The shot distribution? Ugh. Reddish took 23 shots while Barrett took 27; that means 50 of Duke's 73 shot attempts were taken by two players. That's nearly 70 percent of their shots.

That's also why Coach K, before he took questions, before he broke down how Carolina swept both games against Duke for the first time in a decade, before he congratulated Carolina's four-year players on their Senior Night, he spoke about the big man in the Duke polo shirt whose biggest contribution on Saturday night was being a loud, smiling cheerleader for his teammates.

"We've just had some what I call 'combat injuries' – not getting hurt in practice or sick or whatever, but they're playing hard," Coach K said afterward. "I think we'll get Zion back for Thursday (in the ACC Tournament). He had worked out this morning. Again, no contact, but Monday there will be. And hopefully we'll get a couple good days of practice where he can play five-on-five and then see how that goes. The way he looks right now, I think it's just a matter of getting in shape, getting in game shape, and going forward."

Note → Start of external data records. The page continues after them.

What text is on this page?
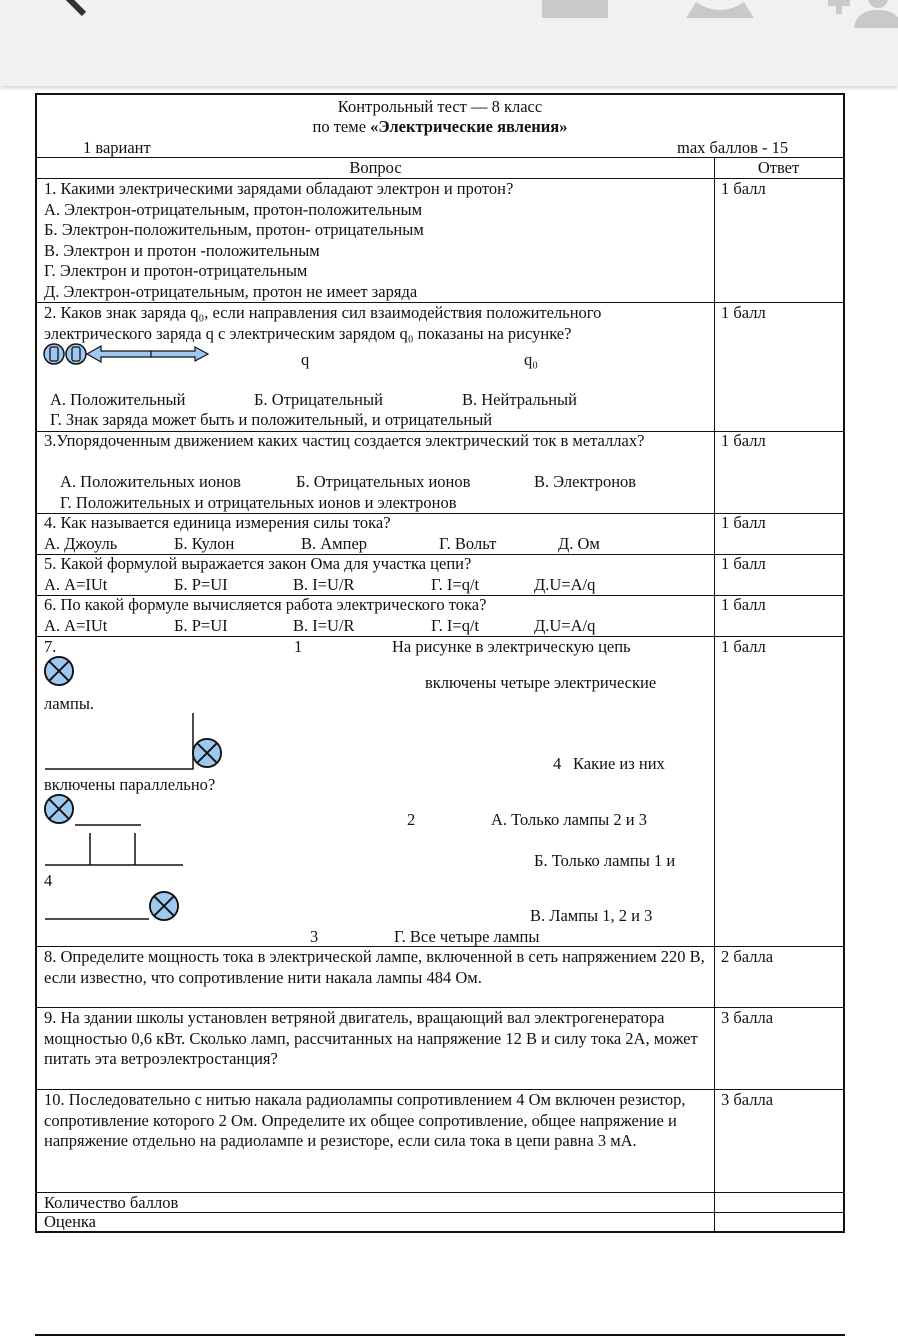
Контрольный тест — 8 класс
по теме «Электрические явления»
1 вариант	max баллов - 15
Вопрос	Ответ
1. Какими электрическими зарядами обладают электрон и протон?
А. Электрон-отрицательным, протон-положительным
Б. Электрон-положительным, протон- отрицательным
В. Электрон и протон -положительным
Г. Электрон и протон-отрицательным
Д. Электрон-отрицательным, протон не имеет заряда
1 балл
2. Каков знак заряда q₀, если направления сил взаимодействия положительного электрического заряда q с электрическим зарядом q₀ показаны на рисунке?
q	q₀
А. Положительный	Б. Отрицательный	В. Нейтральный
Г. Знак заряда может быть и положительный, и отрицательный
1 балл
3.Упорядоченным движением каких частиц создается электрический ток в металлах?
А. Положительных ионов	Б. Отрицательных ионов	В. Электронов
Г. Положительных и отрицательных ионов и электронов
1 балл
4. Как называется единица измерения силы тока?
А. Джоуль	Б. Кулон	В. Ампер	Г. Вольт	Д. Ом
1 балл
5. Какой формулой выражается закон Ома для участка цепи?
А. А=IUt	Б. P=UI	В. I=U/R	Г. I=q/t	Д.U=A/q
1 балл
6. По какой формуле вычисляется работа электрического тока?
А. А=IUt	Б. P=UI	В. I=U/R	Г. I=q/t	Д.U=A/q
1 балл
7.	1	На рисунке в электрическую цепь
включены четыре электрические
лампы.
4 Какие из них
включены параллельно?
2	А. Только лампы 2 и 3
Б. Только лампы 1 и
4
В. Лампы 1, 2 и 3
3	Г. Все четыре лампы
1 балл
8. Определите мощность тока в электрической лампе, включенной в сеть напряжением 220 В, если известно, что сопротивление нити накала лампы 484 Ом.
2 балла
9. На здании школы установлен ветряной двигатель, вращающий вал электрогенератора мощностью 0,6 кВт. Сколько ламп, рассчитанных на напряжение 12 В и силу тока 2А, может питать эта ветроэлектростанция?
3 балла
10. Последовательно с нитью накала радиолампы сопротивлением 4 Ом включен резистор, сопротивление которого 2 Ом. Определите их общее сопротивление, общее напряжение и напряжение отдельно на радиолампе и резисторе, если сила тока в цепи равна 3 мА.
3 балла
Количество баллов
Оценка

Here's the truth about this Duke team: Without Zion, they've been fine. Not really good, but an inconsistent sort of good. Coach K freely admitted as much on Saturday:  "It's not at the level that's needed to win a championship," he said. "In order to win a championship, you have to be outstanding."

With healthy Zion, this team, with all its warts – a lack of depth, a lack of experience, 3-point shooting that ranks among the nation's worst – is outstanding. They're the hands-down favorite to win it all. That team is the team that overcaffeinated pundits were speculating a few months ago as a team that could go out and beat an NBA team. But that team is only that team if Zion is back, and if Zion is 100 percent.

It doesn't matter if it's a preseason practice or a dominating performance on national television, whether he's dancing on the sideline to House of Pain's "Jump Around" or whether he's testing out that healing knee in a full-contact practice to work his way back to game shape, whether he truly does return to Duke this season – Coach K has zero doubt that he will – or whether he takes the advice of so many outsiders and saves himself and his body for June's NBA Draft. There will always be one truth about this college basketball season: It's all about Zion.